Sabrent Rocket Q 1TB Review

Posted on May 17, 2026 by Raymond Chen

The Sabrent Rocket Q 1TB uses QLC NAND to deliver high sequential speeds at a lower cost per GB, trading sustained write performance for capacity value.

Sabrent Rocket Q 1TB Review

Sabrent designed the Rocket Q series for users who want maximum capacity at minimum cost per GB. The Q in the name stands for QLC (quad-level cell) NAND, which stores four bits per cell compared to three on TLC. This increases density and reduces cost but comes with lower endurance and slower sustained write speeds after the SLC cache is exhausted.

The 1TB model uses the Phison E12S controller with DDR4 DRAM and QLC NAND, rated at 3,400 MB/s sequential reads and 3,000 MB/s writes. These peak speeds are impressive for a QLC drive and match many TLC competitors on paper. The difference becomes apparent during sustained writes where QLC native speeds are significantly slower than TLC.

The drive carries a 1,665 TBW endurance rating with a 5-year warranty. The M.2 2280 form factor fits standard NVMe slots.
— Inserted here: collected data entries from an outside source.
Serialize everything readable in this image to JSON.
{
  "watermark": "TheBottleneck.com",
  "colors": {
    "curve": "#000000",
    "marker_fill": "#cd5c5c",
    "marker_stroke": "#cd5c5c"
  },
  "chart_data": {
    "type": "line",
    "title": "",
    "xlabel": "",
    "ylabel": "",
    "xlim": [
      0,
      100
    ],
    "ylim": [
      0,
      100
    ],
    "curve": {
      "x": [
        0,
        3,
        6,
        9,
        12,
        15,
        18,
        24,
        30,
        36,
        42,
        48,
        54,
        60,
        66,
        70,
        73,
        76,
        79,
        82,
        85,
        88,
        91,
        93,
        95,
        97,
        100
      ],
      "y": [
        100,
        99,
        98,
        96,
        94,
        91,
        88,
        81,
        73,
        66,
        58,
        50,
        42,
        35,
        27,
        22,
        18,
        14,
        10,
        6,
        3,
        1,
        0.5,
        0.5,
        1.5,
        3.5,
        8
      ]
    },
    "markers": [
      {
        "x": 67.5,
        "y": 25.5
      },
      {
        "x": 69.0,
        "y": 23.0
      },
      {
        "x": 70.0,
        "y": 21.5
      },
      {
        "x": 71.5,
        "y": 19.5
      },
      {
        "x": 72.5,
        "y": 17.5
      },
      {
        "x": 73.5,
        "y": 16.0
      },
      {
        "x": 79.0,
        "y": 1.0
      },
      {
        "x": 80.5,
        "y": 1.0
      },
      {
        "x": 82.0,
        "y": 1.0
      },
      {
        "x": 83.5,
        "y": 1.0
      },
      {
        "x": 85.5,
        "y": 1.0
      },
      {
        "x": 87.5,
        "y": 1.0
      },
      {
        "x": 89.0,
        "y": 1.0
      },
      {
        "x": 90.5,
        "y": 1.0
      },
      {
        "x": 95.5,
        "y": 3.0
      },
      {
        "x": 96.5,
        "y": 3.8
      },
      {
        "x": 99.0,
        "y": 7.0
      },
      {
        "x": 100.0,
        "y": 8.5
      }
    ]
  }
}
The Rocket Q 1TB competes with the Corsair MP400 1TB and Intel 665p 1TB in the QLC NVMe segment.

✅ Storage Comparisons:

🚀 Performance and benchmarks

The Sabrent Rocket Q 1TB is rated at 3,400 MB/s sequential reads and 3,000 MB/s sequential writes with 650,000 IOPS for both random reads and writes. These peak speeds are competitive with TLC-based PCIe 3.0 drives, and the Rocket Q 1TB actually writes faster than some TLC alternatives like the Corsair MP400 1TB which peaks at 1,880 MB/s writes.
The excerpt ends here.